転職サービスDのキャリアカウンセリングを受ける二日前、私の担当になるという転職サービスDのSさんから「事前アンケートのお願い」という一通のメールが届いた。

 

 

 

“現在カウンセリングに向けて準備をしておりますので、

よろしければ以下のアンケートにお答えいただけますでしょうか。

 

◆1:転職をお考えになったきっかけ・理由を共有ください(前向きなもの・後ろ向きなものどちらでも構いません)

◆2:今回の転職にあたっての希望条件について
(具体的なイメージのないところ、当日相談の上決定したいとこは空欄で問題ございません)

◆3:これまでのご経験の中でご自身の強みとして考えていらっしゃる点、また今回のご転職で活かしていきたい、伸ばしていきたい部分がございましたら教えてください。

◆4:現在の転職活動の状況を差支えない程度で共有ください(応募先を伺うことで、ご意向のヒントとなります)

 

◆5:想定されている転職の時期について

◆6:転職・退職理由について“

 

 

 

転職を考えたきっかけか・・・。

 

私自身が転職を考えた本当のきっかけは、その当時勤めていた企業Aで製品C開発で追い詰められていて、自分自身に逃げ道を作る必要があると考えたからだった。

だけど、そのようなネガティブなことは当然書くわけにはいかなかった。いくらメールには「後ろ向きなものどちらでも構いません」と書かれていたとしても、その本当のきっかけは書くわけにはいかない、そのくらいの分別は持っていた。

 

 

 

だから、私は転職に際して設定した3つの目的の一つ、

「一般家庭で使われるようなコンシューマー製品を作ること」

その理由だけで押し通すしかないと思った。

 

その思い自体は偽りではなかった。

別に嘘を書くわけではない。
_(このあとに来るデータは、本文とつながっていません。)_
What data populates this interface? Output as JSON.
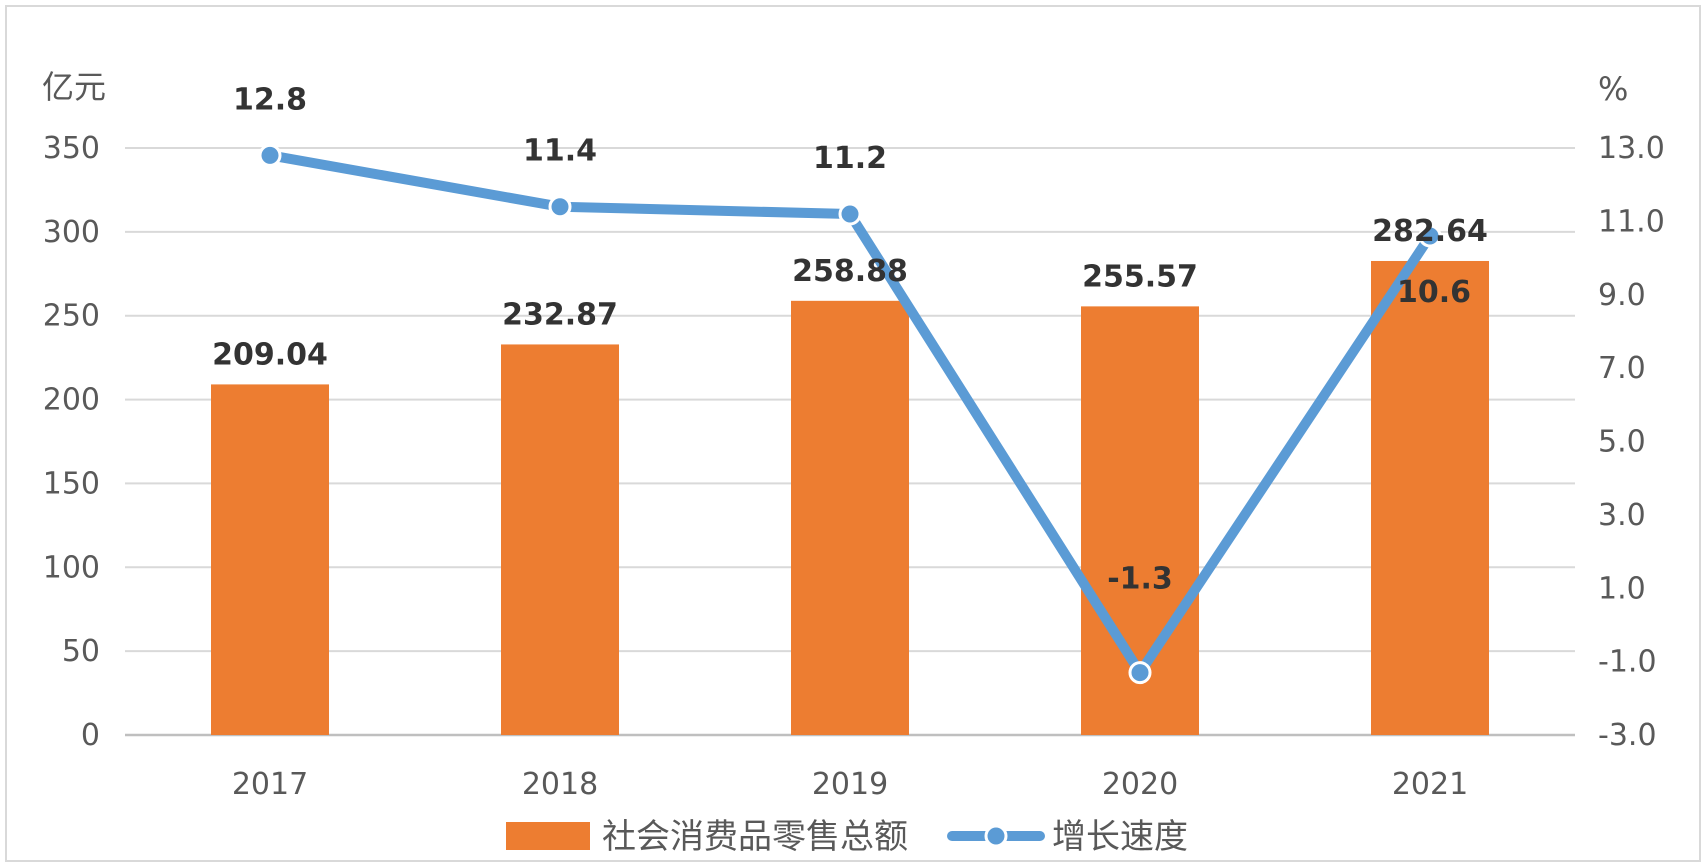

ただ、外に出す情報と出さない情報とで私の意思で取捨選択をするというだけの話だ。みんなそのようにして生きているのだから、私自身は別にそこに罪悪感を抱くこともなかった。

 

結局、事前アンケートにはそのような「きっかけ」を書いて返信した。

 

 

 

そしてカウンセリングの当日。

 

土曜日の午後6時から転職サービスDのリモートシステムを通してSさんと面談をし、私が事前に送ったアンケートに沿って話は進められた。

 

「転職を考えたきっかけはなんでしょうか?」

 

「私は今、企業Aで製品開発をしているのですが、企業Aでは企業向けの製品がメインとなっていて、私も企業向け製品の開発に携わっています。ですが、私自身としては一般家庭で使用されるようなコンシューマー製品の開発を行いたいと思い、そこで転職を考えるようになりました」

 

私は事前に準備した「きっかけ」を話す。

 

 

 

Sさんは、その点について色々と質問してきた。

 

だけど、私は、

「コンシューマー製品をつくりたい」

その一点だけで押し通した。

 

Sさんは最後には、

「◯◯さん(私)の希望はわかりました」

と言った。

 

 

 

転職のキャリアカウンセリングとして多くの転職者と接してきたはずのSさんには、私の薄っぺらい理由の裏側なんて本当は見透かされていたのかもしれない。

 

それでも私は、

「コンシューマー製品をつくりたい」

という理由で押し通すしかなかった。